The story is that the film’s producers didn’t recognize its racial undertones until Sammy Davis Jr. pointed it out to them. In the novel, racial hierarchy amongst the apes, though once present, had been eliminated. In the film, it is apparent that the light-skinned orangutans are in a position of authority, dark-skinned gorillas are assigned to menial labor and law enforcement, while chimpanzees form the intelligentsia, doctors, scientists, etc. In Eric Greene’s in-depth analysis of the film series, Planet of the Apes as American Myth: Race, Politics, and Popular Culture he states that the orangutans represent the dominant white culture, gorillas represent blacks, and chimpanzees represent Jews, who are “on the periphery of the power system and not fully sharing all of its privileges.” Perhaps more obvious is the sense in which the subjugation of one species by another serves as an allegory for the subjugation of one race by another.

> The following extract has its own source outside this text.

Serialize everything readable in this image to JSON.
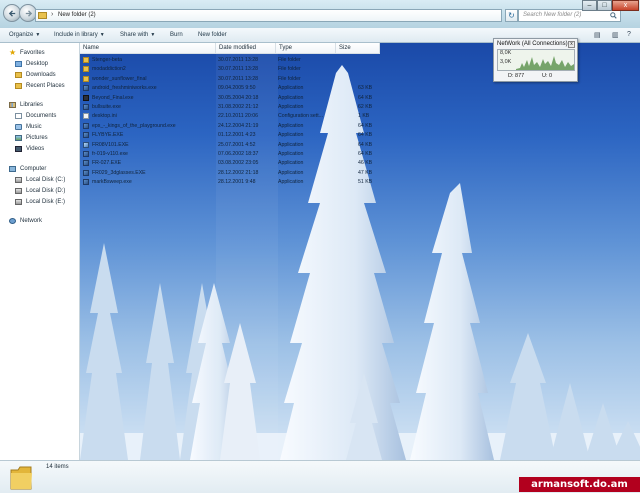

This theme became much more explicit in Escape from the Planet of the Apes (1971), Conquest of the Planet of the Apes (1972), and Battle for the Planet of the Apes (1973).
Jerry Goldsmith’s excellent score also deserves to be mentioned. According to Goldsmith, it’s the first feature length film with an entirely avant-garde score. Goldsmith and the producers are also to be commended for knowing when not to use music, such as when Taylor and crew first begin wandering around the desolate landscape after their crash landing. The silence adds to the sense of desolation. At the end of the film, as the credits roll, there is only the sound of the ocean waves on the soundtrack, which helps the power of the film’s final image and message sink in.
For further reading I highly recommend Eric Greene’s aforementioned book, from which I have gleaned most of the insights expressed here. He also provided the text commentary for the Planet of the Apes 35th Anniversary Edition DVD.